高大接続改革が目指すもの
一般入試の比率が下がっている背景には、学校が育成することを目指す資質・能力が変わっていることが挙げられます。
文部科学省によれば、育成すべき資質・能力は、生きて働く「知識及び技能」、未知の状況にも対応できる「思考力、判断力、表現力等」、学びを人生や社会において生かそうとする「学びに向かう力、人間性等」という3つの柱で構成されています。25年の大学入学共通テストの内容もできるだけ3つの柱を評価するために教科ごとの問題でグラフや資料の利用が増え、学んだ内容を使いこなす実践力を重視するように変わりました。
しかし、この資質・能力はペーパーテストだけで測れるでしょうか。

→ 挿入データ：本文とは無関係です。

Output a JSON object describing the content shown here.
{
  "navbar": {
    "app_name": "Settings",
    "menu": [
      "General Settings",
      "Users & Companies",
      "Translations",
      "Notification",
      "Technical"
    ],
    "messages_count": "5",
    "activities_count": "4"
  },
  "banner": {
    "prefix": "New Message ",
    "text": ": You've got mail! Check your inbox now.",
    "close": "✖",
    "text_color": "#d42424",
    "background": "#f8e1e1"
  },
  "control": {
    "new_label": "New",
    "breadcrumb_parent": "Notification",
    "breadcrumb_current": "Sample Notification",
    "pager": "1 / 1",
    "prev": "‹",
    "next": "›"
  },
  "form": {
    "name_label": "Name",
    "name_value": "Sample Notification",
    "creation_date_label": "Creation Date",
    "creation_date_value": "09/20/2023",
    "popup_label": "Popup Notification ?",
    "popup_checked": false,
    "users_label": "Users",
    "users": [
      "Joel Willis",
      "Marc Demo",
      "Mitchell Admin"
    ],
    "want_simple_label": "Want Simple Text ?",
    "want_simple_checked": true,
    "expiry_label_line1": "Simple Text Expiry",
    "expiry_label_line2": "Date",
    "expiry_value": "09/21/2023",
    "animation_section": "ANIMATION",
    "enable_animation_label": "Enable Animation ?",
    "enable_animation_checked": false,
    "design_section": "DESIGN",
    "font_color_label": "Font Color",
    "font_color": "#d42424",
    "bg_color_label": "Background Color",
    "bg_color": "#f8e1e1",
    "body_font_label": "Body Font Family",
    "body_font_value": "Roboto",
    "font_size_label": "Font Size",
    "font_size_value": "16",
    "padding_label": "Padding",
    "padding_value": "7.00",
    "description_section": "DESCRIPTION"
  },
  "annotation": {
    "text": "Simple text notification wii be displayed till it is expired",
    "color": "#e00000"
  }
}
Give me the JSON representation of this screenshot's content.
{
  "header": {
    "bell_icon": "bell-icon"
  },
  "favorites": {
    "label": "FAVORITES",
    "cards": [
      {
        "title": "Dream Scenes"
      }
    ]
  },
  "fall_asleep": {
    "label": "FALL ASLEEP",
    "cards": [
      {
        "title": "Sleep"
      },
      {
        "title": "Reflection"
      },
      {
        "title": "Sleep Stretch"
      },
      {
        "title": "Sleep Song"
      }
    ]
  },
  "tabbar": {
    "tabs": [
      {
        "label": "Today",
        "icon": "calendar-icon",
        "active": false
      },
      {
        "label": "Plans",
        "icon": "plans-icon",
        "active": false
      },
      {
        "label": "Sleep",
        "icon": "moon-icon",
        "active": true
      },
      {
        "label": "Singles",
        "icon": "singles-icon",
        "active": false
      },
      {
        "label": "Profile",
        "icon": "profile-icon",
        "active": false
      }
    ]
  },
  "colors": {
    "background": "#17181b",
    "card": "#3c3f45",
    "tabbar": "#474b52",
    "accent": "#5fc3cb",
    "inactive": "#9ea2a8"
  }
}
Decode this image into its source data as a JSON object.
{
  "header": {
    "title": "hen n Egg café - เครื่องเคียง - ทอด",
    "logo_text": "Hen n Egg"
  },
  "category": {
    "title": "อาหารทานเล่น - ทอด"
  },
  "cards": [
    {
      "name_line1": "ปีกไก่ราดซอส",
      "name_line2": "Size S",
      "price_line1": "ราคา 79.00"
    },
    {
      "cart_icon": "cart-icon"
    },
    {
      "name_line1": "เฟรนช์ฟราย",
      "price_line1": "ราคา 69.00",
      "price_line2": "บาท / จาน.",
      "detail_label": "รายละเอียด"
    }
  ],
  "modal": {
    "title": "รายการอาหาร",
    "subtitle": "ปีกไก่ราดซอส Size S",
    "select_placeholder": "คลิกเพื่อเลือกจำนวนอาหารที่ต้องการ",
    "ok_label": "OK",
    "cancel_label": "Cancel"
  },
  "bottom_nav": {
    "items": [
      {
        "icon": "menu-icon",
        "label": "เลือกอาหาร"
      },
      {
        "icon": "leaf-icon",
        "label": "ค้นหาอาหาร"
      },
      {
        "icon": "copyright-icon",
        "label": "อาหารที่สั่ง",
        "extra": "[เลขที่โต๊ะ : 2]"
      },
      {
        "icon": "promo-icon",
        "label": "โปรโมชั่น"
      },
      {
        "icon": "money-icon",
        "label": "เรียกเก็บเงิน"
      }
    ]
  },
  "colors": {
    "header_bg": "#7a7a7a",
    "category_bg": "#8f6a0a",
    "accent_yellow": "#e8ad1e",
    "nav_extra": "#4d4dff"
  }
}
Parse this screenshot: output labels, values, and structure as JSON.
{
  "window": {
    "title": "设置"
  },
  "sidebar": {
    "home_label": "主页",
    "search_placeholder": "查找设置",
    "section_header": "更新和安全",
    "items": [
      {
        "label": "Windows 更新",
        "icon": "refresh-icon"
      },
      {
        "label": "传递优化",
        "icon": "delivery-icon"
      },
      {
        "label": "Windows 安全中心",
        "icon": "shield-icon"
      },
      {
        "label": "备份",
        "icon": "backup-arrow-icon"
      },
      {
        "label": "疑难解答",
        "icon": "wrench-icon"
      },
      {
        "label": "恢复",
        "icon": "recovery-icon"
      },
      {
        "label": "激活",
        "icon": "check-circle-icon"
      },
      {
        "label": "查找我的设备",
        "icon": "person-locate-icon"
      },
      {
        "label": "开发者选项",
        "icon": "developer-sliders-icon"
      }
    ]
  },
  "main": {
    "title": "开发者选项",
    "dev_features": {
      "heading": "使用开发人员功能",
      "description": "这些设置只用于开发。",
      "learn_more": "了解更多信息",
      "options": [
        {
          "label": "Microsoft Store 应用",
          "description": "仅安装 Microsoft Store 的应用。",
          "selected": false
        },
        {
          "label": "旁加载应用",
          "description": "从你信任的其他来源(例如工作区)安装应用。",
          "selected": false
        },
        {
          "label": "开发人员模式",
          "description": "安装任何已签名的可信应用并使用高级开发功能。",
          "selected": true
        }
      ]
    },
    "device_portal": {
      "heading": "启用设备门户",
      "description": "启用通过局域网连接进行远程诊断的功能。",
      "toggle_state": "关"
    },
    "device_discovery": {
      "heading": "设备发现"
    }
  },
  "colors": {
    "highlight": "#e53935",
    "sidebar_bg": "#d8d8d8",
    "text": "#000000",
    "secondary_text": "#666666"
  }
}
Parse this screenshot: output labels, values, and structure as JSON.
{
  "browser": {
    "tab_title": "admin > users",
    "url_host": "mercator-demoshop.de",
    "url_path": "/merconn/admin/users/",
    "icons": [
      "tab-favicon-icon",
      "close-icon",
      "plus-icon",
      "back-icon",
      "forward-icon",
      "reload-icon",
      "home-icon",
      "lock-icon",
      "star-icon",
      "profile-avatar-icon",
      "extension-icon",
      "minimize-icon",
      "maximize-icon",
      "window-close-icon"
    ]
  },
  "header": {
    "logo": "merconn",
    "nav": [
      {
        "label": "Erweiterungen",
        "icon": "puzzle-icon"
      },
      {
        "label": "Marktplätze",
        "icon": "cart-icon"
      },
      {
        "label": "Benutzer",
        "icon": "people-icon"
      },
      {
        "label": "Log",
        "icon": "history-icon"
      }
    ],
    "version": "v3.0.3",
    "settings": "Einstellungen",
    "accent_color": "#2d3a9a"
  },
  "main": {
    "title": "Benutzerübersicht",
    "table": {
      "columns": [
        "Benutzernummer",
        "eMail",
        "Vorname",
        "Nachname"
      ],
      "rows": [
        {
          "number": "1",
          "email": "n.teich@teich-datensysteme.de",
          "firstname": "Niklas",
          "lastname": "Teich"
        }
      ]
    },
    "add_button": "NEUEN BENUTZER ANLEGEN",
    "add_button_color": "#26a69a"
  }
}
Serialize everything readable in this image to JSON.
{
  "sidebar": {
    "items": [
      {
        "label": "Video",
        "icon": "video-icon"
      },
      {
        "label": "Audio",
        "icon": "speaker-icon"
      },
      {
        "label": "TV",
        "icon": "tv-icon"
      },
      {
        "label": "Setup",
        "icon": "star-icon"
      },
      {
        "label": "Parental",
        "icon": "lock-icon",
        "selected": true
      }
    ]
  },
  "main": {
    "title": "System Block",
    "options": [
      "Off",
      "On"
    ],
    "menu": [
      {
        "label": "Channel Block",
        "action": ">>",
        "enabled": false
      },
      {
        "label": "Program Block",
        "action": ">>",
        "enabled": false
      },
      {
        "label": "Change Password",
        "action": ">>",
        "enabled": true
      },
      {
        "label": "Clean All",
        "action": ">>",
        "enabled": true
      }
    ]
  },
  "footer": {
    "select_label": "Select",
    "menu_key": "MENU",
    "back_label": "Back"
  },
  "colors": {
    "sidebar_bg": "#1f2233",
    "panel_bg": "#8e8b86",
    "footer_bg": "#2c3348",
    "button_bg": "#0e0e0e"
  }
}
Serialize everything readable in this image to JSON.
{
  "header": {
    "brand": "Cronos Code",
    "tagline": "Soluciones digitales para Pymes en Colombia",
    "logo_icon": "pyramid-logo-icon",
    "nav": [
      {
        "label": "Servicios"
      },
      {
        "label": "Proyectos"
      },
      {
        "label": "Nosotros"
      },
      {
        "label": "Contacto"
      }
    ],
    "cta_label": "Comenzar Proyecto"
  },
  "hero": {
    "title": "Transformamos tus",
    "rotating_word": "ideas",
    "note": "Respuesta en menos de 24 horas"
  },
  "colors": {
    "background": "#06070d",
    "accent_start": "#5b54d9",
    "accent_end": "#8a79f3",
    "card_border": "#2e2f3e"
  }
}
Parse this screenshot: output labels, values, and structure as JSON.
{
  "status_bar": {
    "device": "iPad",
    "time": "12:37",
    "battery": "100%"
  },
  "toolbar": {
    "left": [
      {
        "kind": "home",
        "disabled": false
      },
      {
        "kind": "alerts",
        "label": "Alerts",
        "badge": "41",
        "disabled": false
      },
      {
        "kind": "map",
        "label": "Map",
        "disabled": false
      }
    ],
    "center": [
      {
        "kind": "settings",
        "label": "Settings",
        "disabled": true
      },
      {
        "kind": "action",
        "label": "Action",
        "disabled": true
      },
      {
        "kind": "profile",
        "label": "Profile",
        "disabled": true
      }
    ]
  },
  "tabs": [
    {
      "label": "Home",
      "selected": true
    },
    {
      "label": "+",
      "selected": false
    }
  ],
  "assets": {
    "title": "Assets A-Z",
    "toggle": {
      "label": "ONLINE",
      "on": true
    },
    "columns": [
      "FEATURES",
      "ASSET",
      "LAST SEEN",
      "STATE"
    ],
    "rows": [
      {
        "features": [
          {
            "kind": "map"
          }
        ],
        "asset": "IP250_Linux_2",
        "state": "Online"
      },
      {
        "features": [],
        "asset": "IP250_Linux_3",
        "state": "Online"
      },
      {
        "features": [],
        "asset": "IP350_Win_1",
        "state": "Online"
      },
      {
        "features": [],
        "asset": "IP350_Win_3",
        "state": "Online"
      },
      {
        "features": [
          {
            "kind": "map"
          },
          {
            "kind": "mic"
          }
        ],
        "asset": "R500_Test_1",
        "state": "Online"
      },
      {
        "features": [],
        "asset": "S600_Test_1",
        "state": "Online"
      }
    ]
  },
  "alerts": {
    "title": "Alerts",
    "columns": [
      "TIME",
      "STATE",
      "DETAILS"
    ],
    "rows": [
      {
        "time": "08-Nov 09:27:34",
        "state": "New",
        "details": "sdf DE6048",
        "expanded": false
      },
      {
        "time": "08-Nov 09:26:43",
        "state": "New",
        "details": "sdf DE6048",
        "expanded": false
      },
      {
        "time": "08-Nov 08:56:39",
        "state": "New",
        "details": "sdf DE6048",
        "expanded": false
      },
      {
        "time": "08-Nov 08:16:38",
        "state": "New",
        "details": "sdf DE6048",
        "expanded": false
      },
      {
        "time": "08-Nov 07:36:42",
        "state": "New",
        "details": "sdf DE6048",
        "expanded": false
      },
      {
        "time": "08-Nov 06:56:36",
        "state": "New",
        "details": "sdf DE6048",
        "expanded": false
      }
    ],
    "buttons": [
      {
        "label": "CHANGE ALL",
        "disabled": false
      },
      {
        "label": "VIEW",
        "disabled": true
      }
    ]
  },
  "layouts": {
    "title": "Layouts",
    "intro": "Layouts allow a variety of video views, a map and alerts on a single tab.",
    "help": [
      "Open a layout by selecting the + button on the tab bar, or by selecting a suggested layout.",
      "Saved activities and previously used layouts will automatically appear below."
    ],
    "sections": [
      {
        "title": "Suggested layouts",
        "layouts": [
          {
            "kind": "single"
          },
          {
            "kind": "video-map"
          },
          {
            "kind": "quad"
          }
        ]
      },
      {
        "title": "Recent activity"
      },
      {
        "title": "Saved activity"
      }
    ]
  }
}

難しいでしょう。だからこそ、資質・能力の3つの柱を中心に多面的に評価する総合型選抜入試が導入され、その割合は徐々に増えてきているのです。また、入試というと年明けにおこなわれるものだという記憶がある方も多いかもしれませんが、私立大学では現在、学校推薦型選抜入試などを中心に約6割が年内に入試がおこなわれる傾向があります。
これらの改革は、文部科学省の「高大接続改革」の一環として進められています。この改革は、高校の学びを資質能力の向上へさらに貢献できるものに変え、大学教育への入り口となる受験も変えることで、大学でそれをさらに高める力を身につけることができるシームレスな流れを実現しようとするものです。それによって、VUCA時代をよりよく生きていくための基礎を身につけることができるのです。